La conclusion qui se dégage de ces exemples est formulée ainsi :
« Certainement le tyran n'aime jamais, et n'est jamais aimé. L'amitié est un nom sacré, une chose sainte. Elle n'existe qu'entre gens de bien. Elle naît d'une mutuelle estime et s'entretient moins par les bienfaits que par l'honnêteté. »
La définition de l'amitié est ici inspirée de l’auteur latin Cicéron — la culta amicitia, l'amitié cultivée entre hommes vertueux, fondée sur l'estime mutuelle et non sur l'intérêt. Cette définition exclut radicalement le tyran : un homme qui « ne sachant aimer, s'appauvrit lui-même et détruit son propre empire » est structurellement incapable d'amitié. Et sans amitié, il est seul.
L'amitié comme antidote à la chaîne
Ce que La Boétie oppose à la « chaîne ininterrompue » de la pyramide tyrannique, c'est donc l'amitié.
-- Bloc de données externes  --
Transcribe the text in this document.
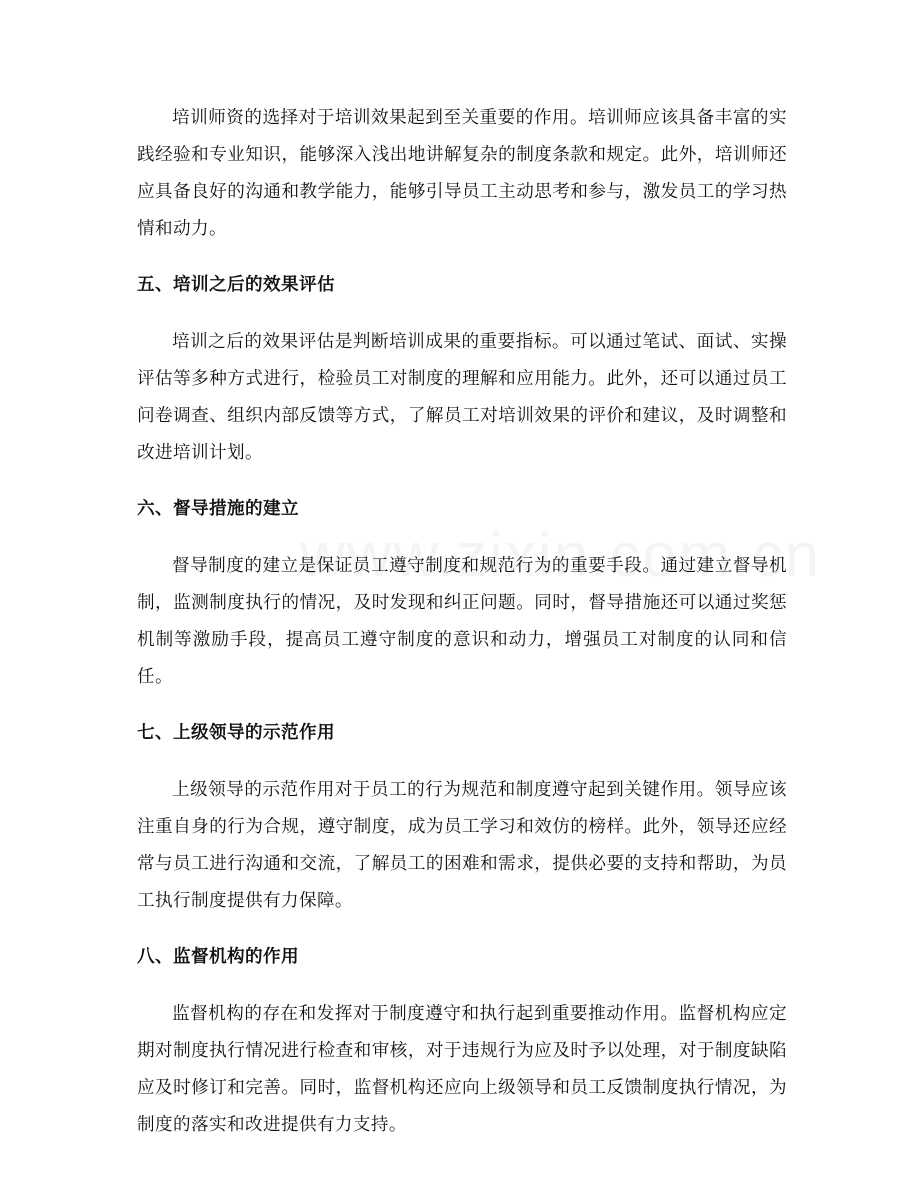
培训师资的选择对于培训效果起到至关重要的作用。培训师应该具备丰富的实践经验和专业知识，能够深入浅出地讲解复杂的制度条款和规定。此外，培训师还应具备良好的沟通和教学能力，能够引导员工主动思考和参与，激发员工的学习热情和动力。

五、培训之后的效果评估

培训之后的效果评估是判断培训成果的重要指标。可以通过笔试、面试、实操评估等多种方式进行，检验员工对制度的理解和应用能力。此外，还可以通过员工问卷调查、组织内部反馈等方式，了解员工对培训效果的评价和建议，及时调整和改进培训计划。

六、督导措施的建立

督导制度的建立是保证员工遵守制度和规范行为的重要手段。通过建立督导机制，监测制度执行的情况，及时发现和纠正问题。同时，督导措施还可以通过奖惩机制等激励手段，提高员工遵守制度的意识和动力，增强员工对制度的认同和信任。

七、上级领导的示范作用

上级领导的示范作用对于员工的行为规范和制度遵守起到关键作用。领导应该注重自身的行为合规，遵守制度，成为员工学习和效仿的榜样。此外，领导还应经常与员工进行沟通和交流，了解员工的困难和需求，提供必要的支持和帮助，为员工执行制度提供有力保障。

八、监督机构的作用

监督机构的存在和发挥对于制度遵守和执行起到重要推动作用。监督机构应定期对制度执行情况进行检查和审核，对于违规行为应及时予以处理，对于制度缺陷应及时修订和完善。同时，监督机构还应向上级领导和员工反馈制度执行情况，为制度的落实和改进提供有力支持。
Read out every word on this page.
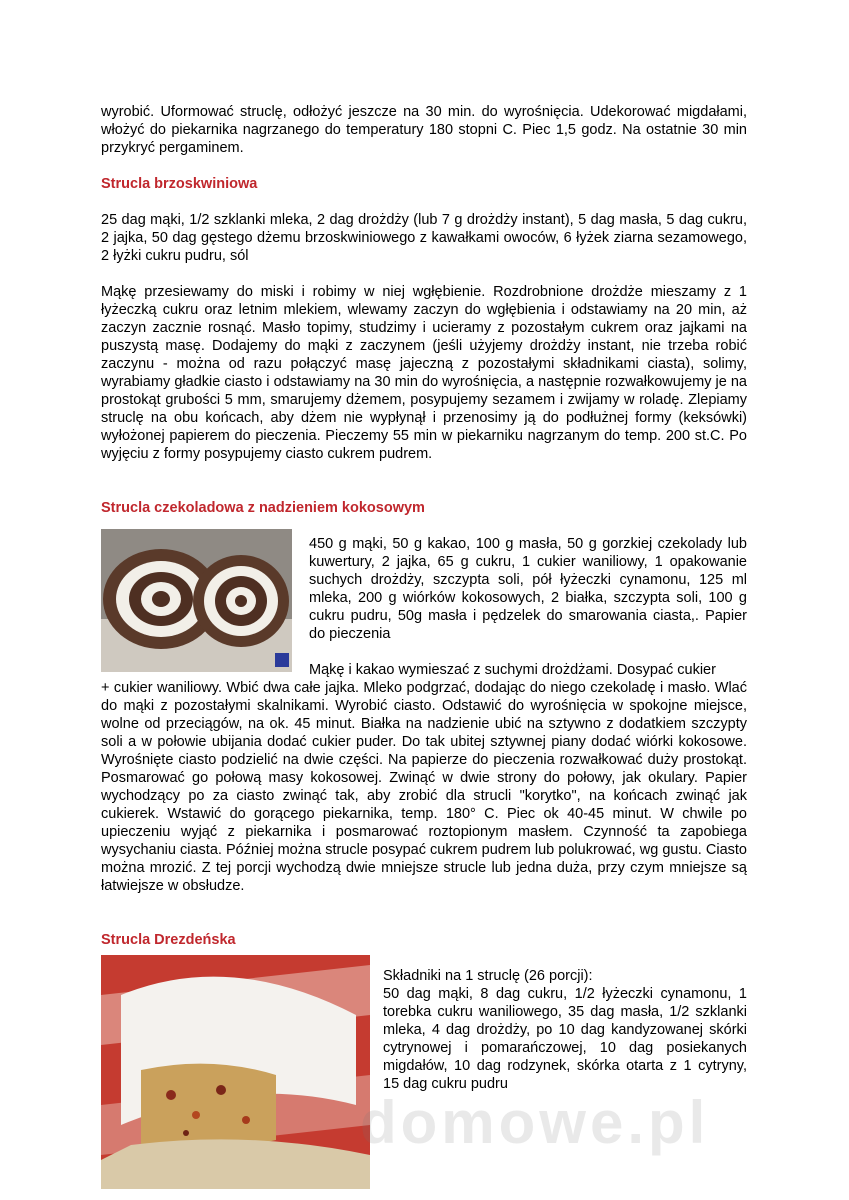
wyrobić. Uformować struclę, odłożyć jeszcze na 30 min. do wyrośnięcia. Udekorować migdałami, włożyć do piekarnika nagrzanego do temperatury 180 stopni C. Piec 1,5 godz. Na ostatnie 30 min przykryć pergaminem.

Strucla brzoskwiniowa

25 dag mąki, 1/2 szklanki mleka, 2 dag drożdży (lub 7 g drożdży instant), 5 dag masła, 5 dag cukru, 2 jajka, 50 dag gęstego dżemu brzoskwiniowego z kawałkami owoców, 6 łyżek ziarna sezamowego, 2 łyżki cukru pudru, sól

Mąkę przesiewamy do miski i robimy w niej wgłębienie. Rozdrobnione drożdże mieszamy z 1 łyżeczką cukru oraz letnim mlekiem, wlewamy zaczyn do wgłębienia i odstawiamy na 20 min, aż zaczyn zacznie rosnąć. Masło topimy, studzimy i ucieramy z pozostałym cukrem oraz jajkami na puszystą masę. Dodajemy do mąki z zaczynem (jeśli użyjemy drożdży instant, nie trzeba robić zaczynu - można od razu połączyć masę jajeczną z pozostałymi składnikami ciasta), solimy, wyrabiamy gładkie ciasto i odstawiamy na 30 min do wyrośnięcia, a następnie rozwałkowujemy je na prostokąt grubości 5 mm, smarujemy dżemem, posypujemy sezamem i zwijamy w roladę. Zlepiamy struclę na obu końcach, aby dżem nie wypłynął i przenosimy ją do podłużnej formy (keksówki) wyłożonej papierem do pieczenia. Pieczemy 55 min w piekarniku nagrzanym do temp. 200 st.C. Po wyjęciu z formy posypujemy ciasto cukrem pudrem.

Strucla czekoladowa z nadzieniem kokosowym

450 g mąki, 50 g kakao, 100 g masła, 50 g gorzkiej czekolady lub kuwertury, 2 jajka, 65 g cukru, 1 cukier waniliowy, 1 opakowanie suchych drożdży, szczypta soli, pół łyżeczki cynamonu, 125 ml mleka, 200 g wiórków kokosowych, 2 białka, szczypta soli, 100 g cukru pudru, 50g masła i pędzelek do smarowania ciasta,. Papier do pieczenia

Mąkę i kakao wymieszać z suchymi drożdżami. Dosypać cukier

+ cukier waniliowy. Wbić dwa całe jajka. Mleko podgrzać, dodając do niego czekoladę i masło. Wlać do mąki z pozostałymi skalnikami. Wyrobić ciasto. Odstawić do wyrośnięcia w spokojne miejsce, wolne od przeciągów, na ok. 45 minut. Białka na nadzienie ubić na sztywno z dodatkiem szczypty soli a w połowie ubijania dodać cukier puder. Do tak ubitej sztywnej piany dodać wiórki kokosowe. Wyrośnięte ciasto podzielić na dwie części. Na papierze do pieczenia rozwałkować duży prostokąt. Posmarować go połową masy kokosowej. Zwinąć w dwie strony do połowy, jak okulary. Papier wychodzący po za ciasto zwinąć tak, aby zrobić dla strucli "korytko", na końcach zwinąć jak cukierek. Wstawić do gorącego piekarnika, temp. 180° C. Piec ok 40-45 minut. W chwile po upieczeniu wyjąć z piekarnika i posmarować roztopionym masłem. Czynność ta zapobiega wysychaniu ciasta. Później można strucle posypać cukrem pudrem lub polukrować, wg gustu. Ciasto można mrozić. Z tej porcji wychodzą dwie mniejsze strucle lub jedna duża, przy czym mniejsze są łatwiejsze w obsłudze.

Strucla Drezdeńska

Składniki na 1 struclę (26 porcji):

50 dag mąki, 8 dag cukru, 1/2 łyżeczki cynamonu, 1 torebka cukru waniliowego, 35 dag masła, 1/2 szklanki mleka, 4 dag drożdży, po 10 dag kandyzowanej skórki cytrynowej i pomarańczowej, 10 dag posiekanych migdałów, 10 dag rodzynek, skórka otarta z 1 cytryny, 15 dag cukru pudru

domowe.pl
Là où la chaîne repose sur la corruption, la peur et l'intérêt, l'amitié repose sur la vertu et l'égalité. Là où la chaîne est verticale — chaque échelon dominant le suivant —, l'amitié est horizontale :
« Celle-ci fleurit dans l'égalité, dont la marche est toujours égale et ne peut jamais clocher. »
Entre méchants, dit La Boétie avec une formule sèche et définitive :
« ils ne s'aiment pas mais se craignent. Ils ne sont pas amis, mais complices. »
Pour La Boétie, l'amitié entre gens de bien a une dimension explicitement politique, car c'est le lien qui unit les « mieux nés » — ces hommes d'entendement net qui résistent à la servitude par le savoir et la mémoire. Cette conception de l'amitié vertueuse renvoie à un contexte précis : le milieu parlementaire bordelais, où les magistrats lettrés étaient unis par des réseaux d'échanges intellectuels, de recommandations et de fidélités personnelles. L'amitié dont parle La Boétie n'est pas un sentiment privé — c'est la forme que prend le lien civique entre hommes libres (l'équivalent moderne du lien entre les optimates romains que Cicéron théorisait).
Une péroraison (= conclusion) ouverte
Le Discours s'achève de manière abrupte, sur une menace adressée aux tyrans et à leurs complices :
« puisque rien n'est plus contraire à un Dieu bon et libéral que la tyrannie, qu'il réserve là-bas tout exprès, pour les tyrans et leurs complices, quelque peine particulière. »
Après l'éloge de l'amitié et des gens de bien, cette clausule finale dit l'espoir d'une justice que la terre n'a pas su rendre. La litote — « quelque peine particulière » — est plus menaçante qu'une condamnation explicite : elle laisse l'imagination du lecteur combler ce que les mots ne nomment pas. Cette fin ouverte est à l'image de tout le Discours : un texte qui ne se referme pas sur lui-même, qui ne donne pas de réponse définitive, mais qui cherche à produire chez son lecteur un mouvement intérieur — le dégoût de la servitude, le désir de la liberté, et peut-être l'envie de rejoindre ces gens de bien qui, par l'amitié et le savoir, s'emploient à « défendre et entretenir la liberté » quand tout conspire à l'éteindre.